We have found ways to obtain the phenol and the ketone decomposition of alkylaromatic hydroperoxides without the formation of high amounts of by-products and resins, as well as virtually no corrosion of equipment.

We say:

Method for production of phenol and a ketone of cumene aromatic hydrocarbon by its decomposition in the presence of a catalyst with strong acidity in one or more reaction zones with subsequent separation of the reaction mixture using distillation and partial recirculation in the reaction(s) area(s) of one or more components of the reaction mixture, characterized in that the decomposition is carried out in the presence of boiling inert solvent, containing predominantly hydrocarbon(s) having a boiling point below 70°C, preferably below 40°but not less than 1°that is partially evaporated directly from the reaction(s) zone(s) and partially distilled off from the obtained reaction mixture, in the liquid state return in the reaction(s) area(s) and maintain it(them) at temperatures ranging from 1 to 70°C, preferably from 10 to 45°C.

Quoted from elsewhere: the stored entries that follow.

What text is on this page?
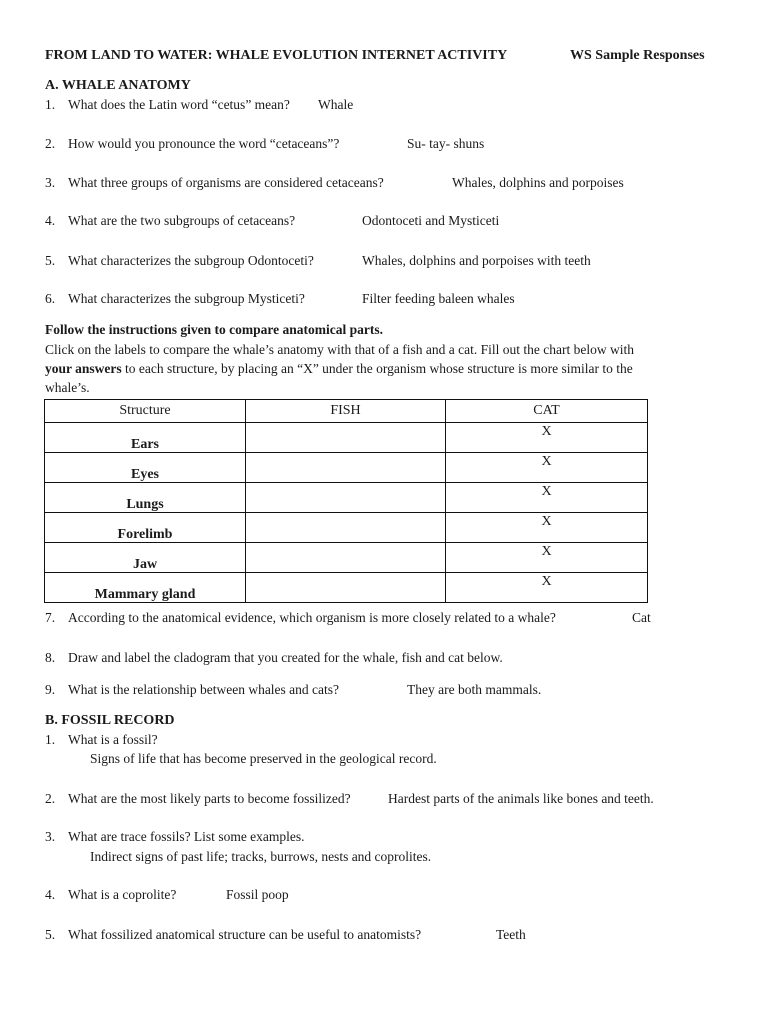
FROM LAND TO WATER: WHALE EVOLUTION INTERNET ACTIVITY	WS Sample Responses
A. WHALE ANATOMY
1. What does the Latin word “cetus” mean? Whale
2. How would you pronounce the word “cetaceans”?	Su- tay- shuns
3. What three groups of organisms are considered cetaceans?	Whales, dolphins and porpoises
4. What are the two subgroups of cetaceans?	Odontoceti and Mysticeti
5. What characterizes the subgroup Odontoceti?	Whales, dolphins and porpoises with teeth
6. What characterizes the subgroup Mysticeti?	Filter feeding baleen whales
Follow the instructions given to compare anatomical parts.
Click on the labels to compare the whale’s anatomy with that of a fish and a cat. Fill out the chart below with
your answers to each structure, by placing an “X” under the organism whose structure is more similar to the
whale’s.
Structure	FISH	CAT
Ears		X
Eyes		X
Lungs		X
Forelimb		X
Jaw		X
Mammary gland		X
7. According to the anatomical evidence, which organism is more closely related to a whale?	Cat
8. Draw and label the cladogram that you created for the whale, fish and cat below.
9. What is the relationship between whales and cats?	They are both mammals.
B. FOSSIL RECORD
1. What is a fossil?
Signs of life that has become preserved in the geological record.
2. What are the most likely parts to become fossilized?	Hardest parts of the animals like bones and teeth.
3. What are trace fossils? List some examples.
Indirect signs of past life; tracks, burrows, nests and coprolites.
4. What is a coprolite?	Fossil poop
5. What fossilized anatomical structure can be useful to anatomists?	Teeth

As a way conducive to the effective implementation of the method according to claim 1, we declare the methods, characterized in that:

- in the quality or composition of the specified solvent use is predominantly saturated(e) hydrocarbon(s), preferably not containing(e) of the tertiary carbon atoms;

- in the quality or composition specified inert solvent using n-pentane and/or isopentane, and/or cyclopentane, and/or n-butane and/or isobutane;

when the separation of the reaction mixture the solvent allocate by distillation and recycled into the reaction(s) area(s) possibly with a part of the formed ketone content in the recirculated flow limit concentration of not more than 50 wt.%, preferably not more than 25 wt.%;

- hydroperoxide alkylaromatic hydrocarbon, recycled boiling inert solvent and possibly recycled ketone served in the consecutive points of the reaction(s) area(s) two or more streams;

is subjected to decomposition of cumene hydroperoxide and the quality of the products receive phenol and acetone;

is subjected to decomposition of hydroperoxide second-butylbenzene, and as products receive phenol and methyl ethyl ketone;

- when using fine-grained catalyst him ablation prevent restraint(s) device(s) hole size smaller than the minimum size of the catalyst particles.

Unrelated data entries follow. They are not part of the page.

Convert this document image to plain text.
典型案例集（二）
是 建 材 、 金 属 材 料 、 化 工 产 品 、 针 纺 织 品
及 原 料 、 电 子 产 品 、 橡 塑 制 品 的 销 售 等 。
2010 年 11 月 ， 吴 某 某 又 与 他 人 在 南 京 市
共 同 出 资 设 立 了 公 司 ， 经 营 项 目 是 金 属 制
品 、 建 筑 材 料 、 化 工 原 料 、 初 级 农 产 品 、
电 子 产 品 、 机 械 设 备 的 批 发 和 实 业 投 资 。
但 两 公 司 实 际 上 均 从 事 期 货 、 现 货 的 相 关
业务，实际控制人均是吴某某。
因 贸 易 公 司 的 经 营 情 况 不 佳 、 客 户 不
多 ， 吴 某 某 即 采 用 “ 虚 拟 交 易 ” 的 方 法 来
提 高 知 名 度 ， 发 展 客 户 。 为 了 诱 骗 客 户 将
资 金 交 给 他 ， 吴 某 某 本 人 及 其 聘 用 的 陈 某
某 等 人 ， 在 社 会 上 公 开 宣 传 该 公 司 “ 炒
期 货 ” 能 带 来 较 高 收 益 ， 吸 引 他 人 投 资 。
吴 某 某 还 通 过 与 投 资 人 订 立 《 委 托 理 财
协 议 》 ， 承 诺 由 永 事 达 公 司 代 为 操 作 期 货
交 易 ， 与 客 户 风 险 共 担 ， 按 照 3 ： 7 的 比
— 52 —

We also independently declare:

Method for production of phenol and a ketone of the hydroperoxide alkylaromatic hydrocarbon by its decomposition in the presence of a catalyst is and with strong acidity in one or more reaction zones with subsequent separation of the reaction mixture using distillation, characterized in that use boiling solvent, which after separation from the reaction mixture, possibly with part of the ketone, recycle in the reaction(s) area(s), and selfactivity catalyst in H+ form, which is resistant to liquid media containing large quantities of the alkylaromatic hydroperoxides, ketones, phenol and hydrocarbons, at temperatures up to 70°in fine grained or coarse-grained form, perhaps in the form of mass transfer nozzle size from 1.5 to 25 mm

As ways of promoting the effective use of this method, we also declare methods, characterized in that:

- decomposition of the specified hydroperoxide using the specified sulfocationites catalyst is carried out in the presence of boiling inert solvent, containing predominantly hydrocarbon(s) having a boiling point below 70°C, preferably below 40°but not less than 1°S, which is partially evaporated from the reaction(s) area(s) and partially distilled off from the obtained reaction mixture, in the liquid state return in the reaction(s) area(s) and maintain it(them) at temperatures ranging from 1 to 70°C, preferably from 10 to 45°C;

- hydroperoxide alkylaromatic hydrocarbon and recycled boiling inert solvent, possibly ketone, served in th is coherent point of the reaction(s) area(s) two or more streams;

is subjected to decomposition of cumene hydroperoxide, and the quality of the products receive phenol and acetone;

is subjected to decomposition of hydroperoxide second-butylbenzene and quality of products receive phenol and methyl ethyl ketone;

- when using fine-grained sulfocationites catalyst him ablation prevent restraint(s) device(s) hole size smaller than the minimum size of the catalyst particles.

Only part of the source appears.